Waters' annual Top 10 lists are always more intriguing than 99 percent of those that see print. How many other cinephiles thought "Jackass 3D" was among the year's best? But to hear him describe it — "a scatological, gay, s/m, borderline snuff movie amazingly embraced by a wide, American blue-collar family audience" — Johnny Knoxville's crew is actually some kind of avant-garde performance art troupe.
Waters has just about persuaded me to watch that juvenile stunt movie, but I refuse to be convinced about one of his other favorites. Gaspar Noé's "Enter the Void," released this week on DVD and Blu-ray, is a snore. Annoyingly fixated on a filmmaking stunt — we see everything through the main character's eyes, and Noé even inserts eye-blinks every few seconds — the film was full of drug-addled people whose problems didn't move me a bit.
Here's the thing, though: I'd still pay to rent "Void" just to watch its credits sequence. The movie starts with a multichromatic typographical assault in which each contributor's name appears in its own font, flickering madly (don't watch it if you're seizure-prone) to a techno soundtrack. Fans have posted the clip to YouTube, but the effect just isn't the same without a big screen and muscular sound system. Noé's film has plenty of other visual trickery in store, but after those credits, it's all downhill.
Waters makes me laugh by choosing two multihour epics about French outlaws ("Carlos" and "Mesrine") and suggesting somebody should pair them up in a "Freddy vs. Jason"-type sequel, but the pick I appreciate most is one that, despite not making my own list, has stayed in my head like a disturbing dream for months.
Greek filmmaker Yorgos Lanthimos' "Dogtooth," released this week by Kino, is not a movie I'd recommend to my mom, or even to many of my friends. It's sick and scary, and at least one scene made me physically queasy. But it's unlike anything else in years, and its repellent aspects serve a point, which counts for a lot. Evidently the Oscar folks agree, as they just nominated it for best foreign film, an award it will surely lose to the haunting "Biutiful." ("Dogtooth" associate producer Athina Rachel Tsangari is a graduate of the University of Texas and was executive producer on Austin director Bryan Poyser's "Lovers of Hate.")

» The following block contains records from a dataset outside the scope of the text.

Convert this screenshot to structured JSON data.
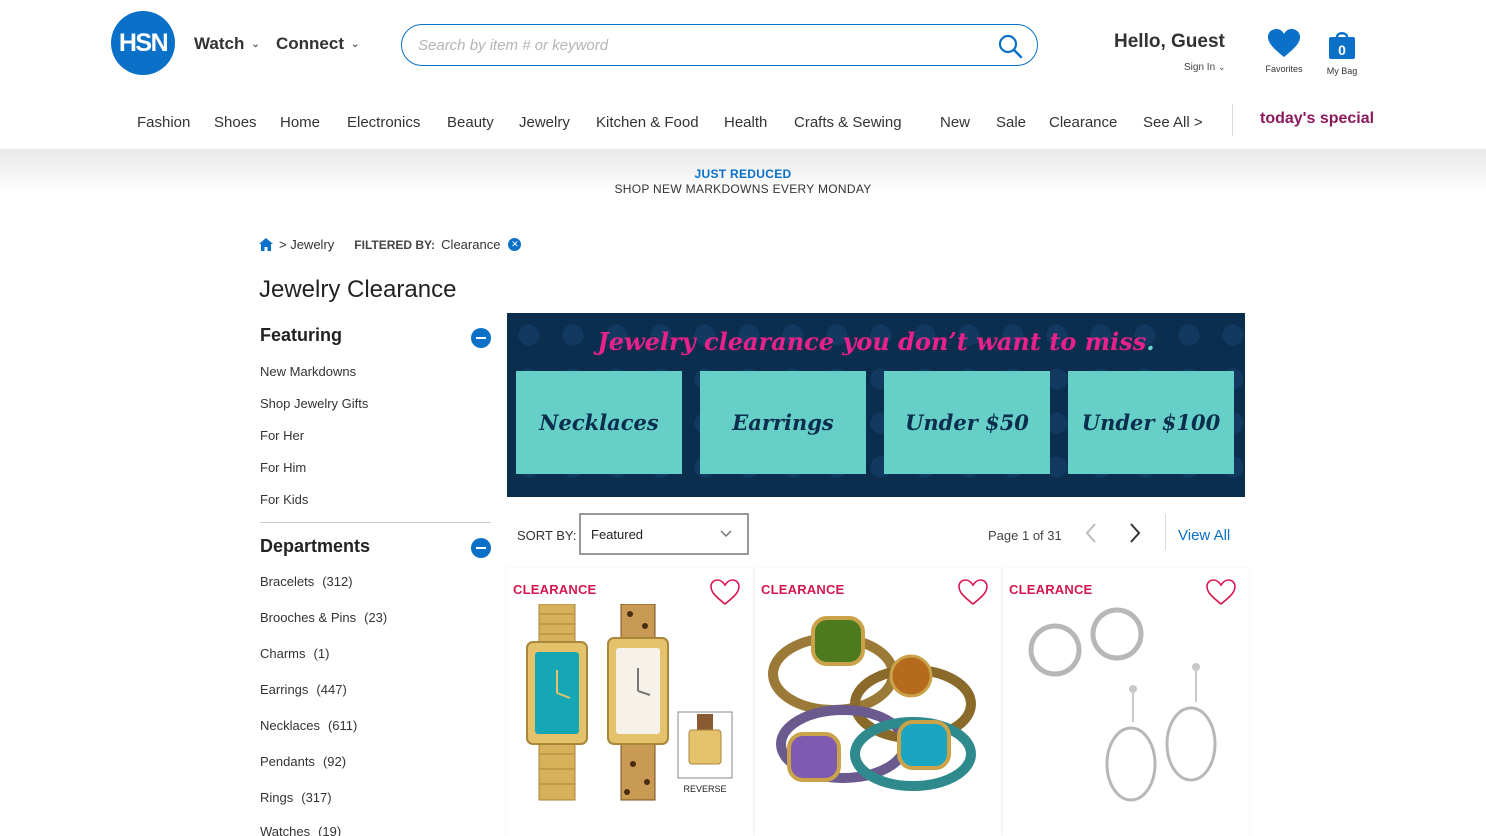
{
  "header": {
    "logo": "HSN",
    "nav": [
      {
        "label": "Watch"
      },
      {
        "label": "Connect"
      }
    ],
    "search_placeholder": "Search by item # or keyword",
    "greeting": "Hello, Guest",
    "signin": "Sign In",
    "favorites_label": "Favorites",
    "bag_label": "My Bag",
    "bag_count": "0"
  },
  "categories": [
    "Fashion",
    "Shoes",
    "Home",
    "Electronics",
    "Beauty",
    "Jewelry",
    "Kitchen & Food",
    "Health",
    "Crafts & Sewing",
    "New",
    "Sale",
    "Clearance",
    "See All >"
  ],
  "todays_special": "today's special",
  "promo": {
    "line1": "JUST REDUCED",
    "line2": "SHOP NEW MARKDOWNS EVERY MONDAY"
  },
  "breadcrumb": {
    "crumb": "> Jewelry",
    "filtered_label": "FILTERED BY:",
    "filter": "Clearance"
  },
  "page_title": "Jewelry Clearance",
  "sidebar": {
    "featuring_title": "Featuring",
    "featuring": [
      "New Markdowns",
      "Shop Jewelry Gifts",
      "For Her",
      "For Him",
      "For Kids"
    ],
    "departments_title": "Departments",
    "departments": [
      {
        "label": "Bracelets",
        "count": "(312)"
      },
      {
        "label": "Brooches & Pins",
        "count": "(23)"
      },
      {
        "label": "Charms",
        "count": "(1)"
      },
      {
        "label": "Earrings",
        "count": "(447)"
      },
      {
        "label": "Necklaces",
        "count": "(611)"
      },
      {
        "label": "Pendants",
        "count": "(92)"
      },
      {
        "label": "Rings",
        "count": "(317)"
      },
      {
        "label": "Watches",
        "count": "(19)"
      }
    ]
  },
  "banner": {
    "headline": "Jewelry clearance you don’t want to miss",
    "tiles": [
      "Necklaces",
      "Earrings",
      "Under $50",
      "Under $100"
    ]
  },
  "sort": {
    "label": "SORT BY:",
    "selected": "Featured",
    "page_info": "Page 1 of 31",
    "view_all": "View All"
  },
  "products": [
    {
      "badge": "CLEARANCE",
      "image_caption": "REVERSE"
    },
    {
      "badge": "CLEARANCE"
    },
    {
      "badge": "CLEARANCE"
    }
  ],
  "colors": {
    "brand_blue": "#0a70c8",
    "clearance_red": "#d6174f",
    "banner_navy": "#0b2d4e",
    "banner_teal": "#66cfc7",
    "banner_pink": "#e8228a",
    "special_purple": "#8b1a5c"
  }
}
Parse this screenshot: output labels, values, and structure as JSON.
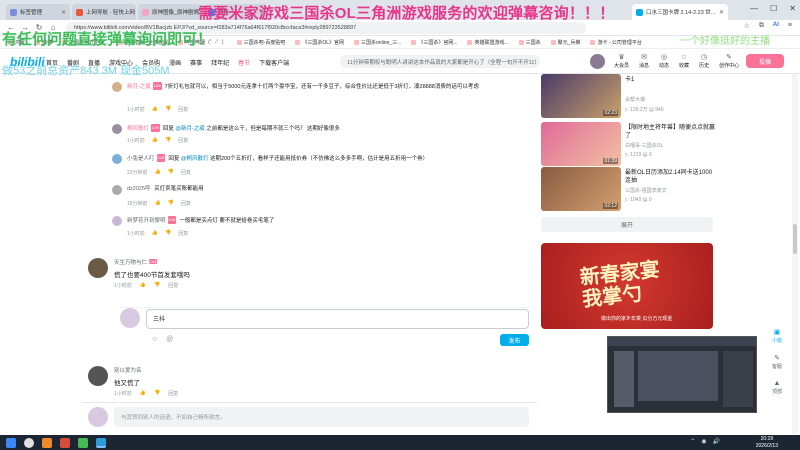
{
  "browser": {
    "tabs": [
      {
        "label": "标签管理",
        "color": "#7b8cde",
        "active": false
      },
      {
        "label": "上网导航 · 轻快上网 从这里开始",
        "color": "#e9573f",
        "active": false
      },
      {
        "label": "原神图像_原神剧情",
        "color": "#f4a7c3",
        "active": false
      },
      {
        "label": "百科",
        "color": "#3b82f6",
        "active": false
      },
      {
        "label": "口水三国卡牌 2.14-2.23 世...",
        "color": "#00aeec",
        "active": true
      }
    ],
    "url": "https://www.bilibili.com/video/BV1Bacjzb EPJ/?vd_source=f283a714f76a64f617f920cfbccfaca3#reply289723528897",
    "ai_label": "AI"
  },
  "bookmarks": [
    "鸿蒙",
    "微博",
    "三国杀官方正版...",
    "游戏直播_全部游戏",
    "哔哩哔哩（゜-゜）",
    "三国杀吧-百度贴吧",
    "《三国杀OL》官网",
    "三国杀online_三...",
    "《三国杀》官网...",
    "英雄联盟游戏...",
    "三国杀",
    "聚元_兵推",
    "游卡 - 公司管理平台"
  ],
  "site": {
    "logo": "bilibili",
    "nav": [
      "首页",
      "番剧",
      "直播",
      "游戏中心",
      "会员购",
      "漫画",
      "赛事",
      "拜年纪",
      "春节",
      "下载客户端"
    ],
    "search_placeholder": "11分钟带期权与聪明人讲讲这本作品真的大家都是开心了（全程一句开不开11）",
    "top_icons": [
      {
        "icon": "crown-icon",
        "label": "大会员"
      },
      {
        "icon": "message-icon",
        "label": "消息"
      },
      {
        "icon": "dynamic-icon",
        "label": "动态"
      },
      {
        "icon": "star-icon",
        "label": "收藏"
      },
      {
        "icon": "history-icon",
        "label": "历史"
      },
      {
        "icon": "bulb-icon",
        "label": "创作中心"
      }
    ],
    "upload": "投稿"
  },
  "overlays": {
    "line1": "需要米家游戏三国杀OL三角洲游戏服务的欢迎弹幕咨询！！！",
    "line2": "有任何问题直接弹幕询问即可！",
    "line3": "做53之前总资产843.3M 现金505M",
    "line4": "一个好像挺好的主播"
  },
  "comments": {
    "replies": [
      {
        "user": "新月-之痕",
        "lv": "LV6",
        "text": "7折灯礼包就可以，相当于5000元连拿十灯两个豪华宝，还有一千多豆子，综合性价比还是低于3折灯，凑28888消费的话可以考虑",
        "time": "1小时前",
        "likes": "",
        "color": "#d4b08a"
      },
      {
        "user": "桐风散灯",
        "lv": "LV5",
        "reply_to": "@新月-之痕",
        "text": "之前都是这么干，但是每期不就三个吗？ 这期好像很多",
        "time": "1小时前",
        "likes": "",
        "color": "#9a8ea3"
      },
      {
        "user": "小兔是人叮",
        "lv": "LV5",
        "reply_to": "@桐风散灯",
        "text": "这期200个五折灯，看样子还能用抵价券（不仿佛这么多多手啊，估计是用五折用一个券）",
        "time": "22分钟前",
        "likes": "",
        "color": "#7ab0d8"
      },
      {
        "user": "dz2025呼",
        "lv": "",
        "text": "买灯卖笔买账都能用",
        "time": "16分钟前",
        "likes": "",
        "color": "#aaaaaa"
      },
      {
        "user": "新梦花开到黎明",
        "lv": "LV4",
        "text": "一般都是买点灯 要不就是给卷买毛笔了",
        "time": "1小时前",
        "likes": "",
        "color": "#c9b6d8"
      }
    ],
    "comment1": {
      "user": "天生万物与仁",
      "lv": "LV4",
      "text": "慌了也要400节首发套哦吗",
      "time": "1小时前",
      "color": "#6b5a48"
    },
    "reply_input": "三抖",
    "reply_input_placeholder": "",
    "send": "发布",
    "comment2": {
      "user": "别以爱为名",
      "text": "他又慌了",
      "time": "1小时前",
      "color": "#555"
    },
    "reply_action": "回复",
    "bottom_placeholder": "与其赞同别人的话语，不如自己畅所欲言。"
  },
  "related": [
    {
      "title": "卡1",
      "up": "会帮大凝",
      "plays": "129.2万",
      "comments": "945",
      "dur": "02:23",
      "c1": "#4a3a6a",
      "c2": "#c9a16a"
    },
    {
      "title": "【限时地主将年兽】随便点点就赢了",
      "up": "白哩哥-三国杀OL",
      "plays": "1219",
      "comments": "0",
      "dur": "01:39",
      "c1": "#e06a9a",
      "c2": "#f3c0a0"
    },
    {
      "title": "最新OL日历添加2.14同卡送1000连抽",
      "up": "三国杀-祖国李家文",
      "plays": "1049",
      "comments": "0",
      "dur": "02:12",
      "c1": "#8a5a40",
      "c2": "#d4a070"
    }
  ],
  "expand": "展开",
  "ad": {
    "title": "新春家宴\n我掌勺",
    "sub": "做出你的家乡年菜 瓜分万元现金"
  },
  "sidefloat": [
    {
      "icon": "tv-icon",
      "label": "小窗"
    },
    {
      "icon": "pencil-icon",
      "label": "客服"
    },
    {
      "icon": "up-icon",
      "label": "顶部"
    }
  ],
  "taskbar": {
    "time": "20:28",
    "date": "2026/2/13"
  }
}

The screenwriters approach their work like misanthropic social scientists planning an experiment — one whose result suggests governments might want to rethink allowing parents to home-school their children. The Lars von Trier-like plot envisions a home in which three unnamed siblings have been raised from birth without ever being allowed to leave the house. Their parents have given them a strange education — one peppered with purposeful and bizarre misinformation that would seem like an elaborate practical joke, if only the elders seemed to derive any pleasure from the deception.
As it is, Mother and Father are humorless and intent, like zealots whose religious faith is never explained to us.
The children are post-adolescents now, and some of the weirdness in "Dogtooth" is sexual. Icky overtones of incest, though, aren't as compelling as the mythology built up to explain why the world beyond their backyard is deadly, or the movie's bizarre comic touches. (When, for instance, the man informs his children that "in a few months, your mother will give birth to two children and a dog," all three kids accept it as fact.)
Motives are only hinted at, but the action in "Dogtooth" suggests parents who are themselves the ones incapable of dealing with a scary world — a world that Lanthimos suggests couldn't possibly be as crazy as those who shut themselves off from it.